Some banks talk about “delivering the bank” to clients but that is hard with so many individuals spread across so many teams and reporting lines. Bank of America does things differently. Its debt capital markets structure under Jeff Tannenbaum, head of EMEA DCM and leveraged finance, combines bonds, loans, derivatives, structuring, ESG, liability management and syndicate in a single team. 

“The set-up is very deliberate,” he says. “It means that whoever is speaking to a client from the group, we all have the same responsibility: to advise the client in the best way from a balance sheet perspective. We’re able to look at a client’s problem and provide a solution using all the different tools, and then syndicate can come in under the same umbrella to provide certainty of execution. There has really been a need in such challenging markets for issuers to turn to banks that have a strong global presence and can provide a full suite of solutions across capital markets together with market distribution.”
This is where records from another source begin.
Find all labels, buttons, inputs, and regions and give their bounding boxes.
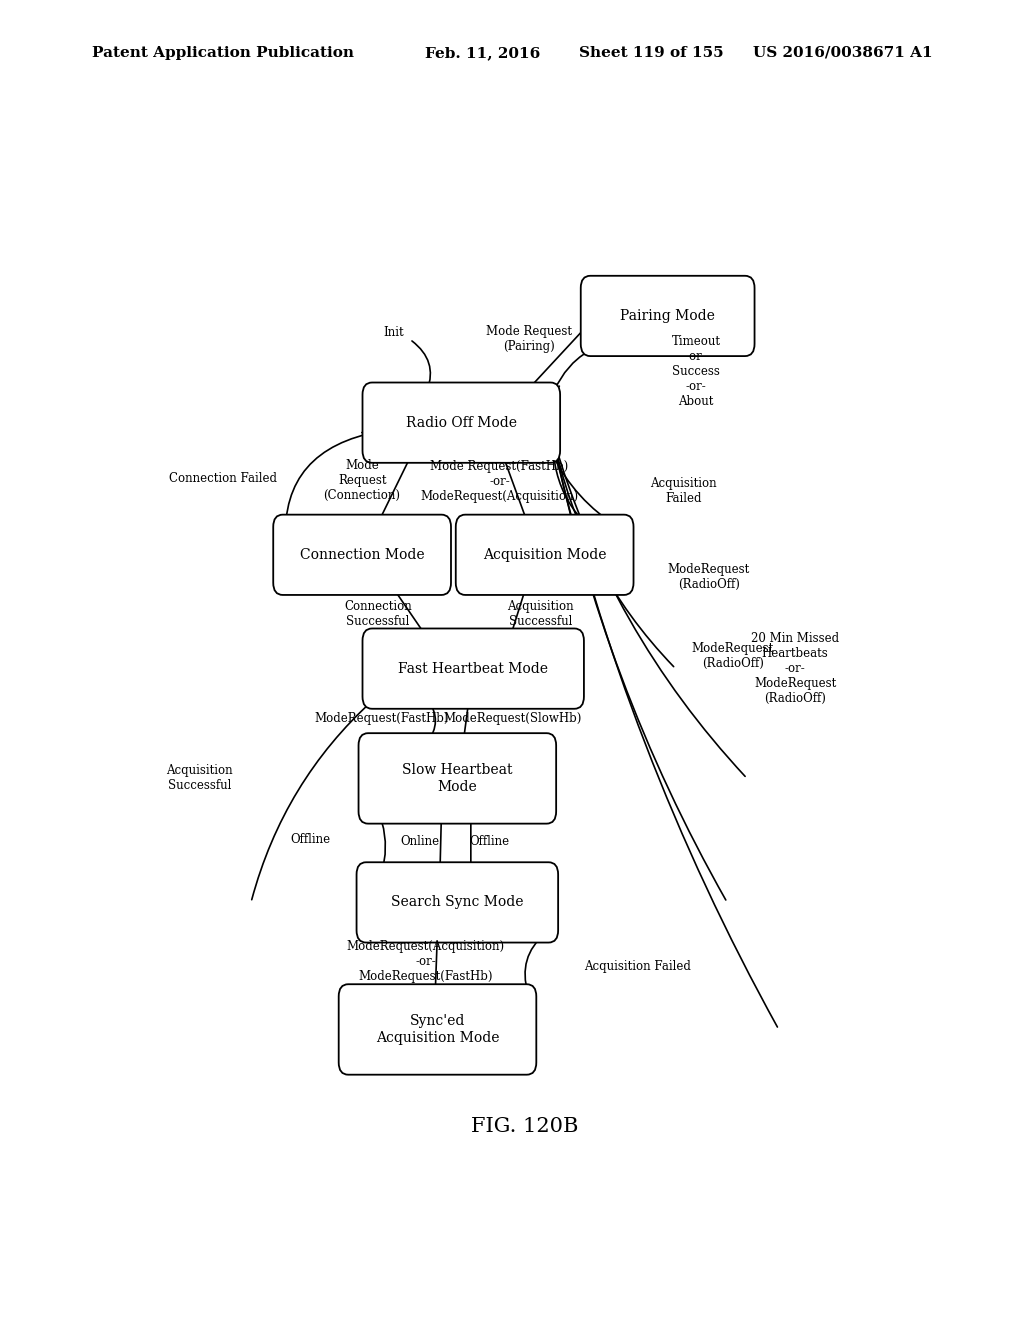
Text: Acquisition
Successful: Acquisition Successful xyxy=(166,764,232,792)
Text: Feb. 11, 2016: Feb. 11, 2016 xyxy=(425,46,541,59)
Text: Slow Heartbeat
Mode: Slow Heartbeat Mode xyxy=(402,763,513,793)
Text: Fast Heartbeat Mode: Fast Heartbeat Mode xyxy=(398,661,548,676)
Text: Radio Off Mode: Radio Off Mode xyxy=(406,416,517,430)
FancyBboxPatch shape xyxy=(339,985,537,1074)
Text: Online: Online xyxy=(400,836,439,847)
Text: ModeRequest
(RadioOff): ModeRequest (RadioOff) xyxy=(691,643,774,671)
FancyBboxPatch shape xyxy=(362,383,560,463)
Text: Connection
Successful: Connection Successful xyxy=(344,599,412,628)
Text: Patent Application Publication: Patent Application Publication xyxy=(92,46,354,59)
FancyBboxPatch shape xyxy=(358,733,556,824)
Text: Search Sync Mode: Search Sync Mode xyxy=(391,895,523,909)
Text: Mode Request(FastHb)
-or-
ModeRequest(Acquisition): Mode Request(FastHb) -or- ModeRequest(Ac… xyxy=(420,461,579,503)
FancyBboxPatch shape xyxy=(273,515,451,595)
Text: Mode
Request
(Connection): Mode Request (Connection) xyxy=(324,459,400,502)
Text: Acquisition Mode: Acquisition Mode xyxy=(483,548,606,562)
Text: Init: Init xyxy=(384,326,404,339)
Text: Connection Mode: Connection Mode xyxy=(300,548,424,562)
Text: ModeRequest(Acquisition)
-or-
ModeRequest(FastHb): ModeRequest(Acquisition) -or- ModeReques… xyxy=(346,940,505,983)
Text: Timeout
-or-
Success
-or-
About: Timeout -or- Success -or- About xyxy=(672,335,721,408)
Text: 20 Min Missed
Heartbeats
-or-
ModeRequest
(RadioOff): 20 Min Missed Heartbeats -or- ModeReques… xyxy=(751,632,839,705)
Text: Acquisition Failed: Acquisition Failed xyxy=(585,960,691,973)
Text: Sheet 119 of 155: Sheet 119 of 155 xyxy=(579,46,723,59)
FancyBboxPatch shape xyxy=(356,862,558,942)
Text: Connection Failed: Connection Failed xyxy=(169,473,278,484)
Text: Sync'ed
Acquisition Mode: Sync'ed Acquisition Mode xyxy=(376,1014,500,1044)
Text: Pairing Mode: Pairing Mode xyxy=(621,309,715,323)
Text: ModeRequest
(RadioOff): ModeRequest (RadioOff) xyxy=(668,564,750,591)
Text: FIG. 120B: FIG. 120B xyxy=(471,1117,579,1135)
FancyBboxPatch shape xyxy=(456,515,634,595)
Text: Acquisition
Successful: Acquisition Successful xyxy=(507,599,574,628)
FancyBboxPatch shape xyxy=(581,276,755,356)
Text: ModeRequest(SlowHb): ModeRequest(SlowHb) xyxy=(443,711,582,725)
Text: Mode Request
(Pairing): Mode Request (Pairing) xyxy=(485,325,571,354)
Text: Acquisition
Failed: Acquisition Failed xyxy=(650,477,717,504)
Text: Offline: Offline xyxy=(470,836,510,847)
Text: Offline: Offline xyxy=(291,833,331,846)
Text: ModeRequest(FastHb): ModeRequest(FastHb) xyxy=(314,711,450,725)
FancyBboxPatch shape xyxy=(362,628,584,709)
Text: US 2016/0038671 A1: US 2016/0038671 A1 xyxy=(753,46,932,59)
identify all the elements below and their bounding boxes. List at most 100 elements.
The unprecedented market volatility this year created an environment in which the capital markets advice that issuers need from their banks has been what Tannenbaum calls absolutely critical. 

“With this backdrop, more so than ever before,” he says, “there has really been a need in such challenging markets for issuers to turn to banks that have the full suite across debt capital markets and debt advisory.”

Having a very strong trading platform is a key part of the primary effort, as it allows the bank to see the precursors to what become market trends. “We can see what is happening in real time because of our trading franchise,” says Marcus Hiseman, head of EMEA corporate DCM and corporate fixed income solutions.

The year’s biggest theme on the product side was the rise of hybrid capital issuance, culminating in the $12bn five tranche, three currency deal for BP in June. It was the largest ever corporate hybrid in a single visit to the market and the largest ever dollar Reg S hybrid, and attracted the largest ever order book for a corporate hybrid.

“It was effectively the first tax deductible IFRS equity accounted perpetual under new UK hybrid capital instrument rules and we spent a lot of time on that knowing it was critical to the client that they would get the equity treatment and meet its objectives on gearing,” says Piotr Rejmer, global head of DCM capital products.

“That transaction summed up what we have been able to do with a range of clients: how we can move the boundaries of markets and deliver what hasn’t been done before.”

BofA also delivered on acquisition financing, working for clients including luxury goods conglomerate LVMH in its $17bn bid for jeweller Tiffany, and for BAE Systems in its $2bn acquisition of a unit of US firm Raytheon. For BAE, the bank was front and centre on the deal. 

“We were sole adviser on the M&A, we were sole underwriter on the bridge financing and then advised on the bond market takeout — and all of that across one of the most volatile markets we have ever seen,” says Hiseman. “Clients know we can give best in class execution advice around the takeout, but that we will also be there for them when they need the liquidity to support their M&A objectives.” 

The firm’s investment in its people and platform has also helped give it a central role on the deals where it is a bookrunner. “Our philosophy is to constantly invest into our global platform,” says Hiseman. “As a result, we are often trusted in a deal with the documentation process, the investor positioning and the deal roadshow. We can take on those kind of roles because we have the resources and infrastructure behind us to be there for clients.”

Tannenbaum points to a remarkable statistic: this year it has worked on 21 bond sales for clients with whom it had never been before done a deal, in addition to its regular clients and those who returned after an absence. 

Why was that? Because, in a period of high volatility, issuers are no longer concerned about rotating their banks and keeping people happy. They want certainty of deal execution. Or, as Tannenbaum puts it: “To win a mandate you always need to be good. In difficult times, you need to be the best.”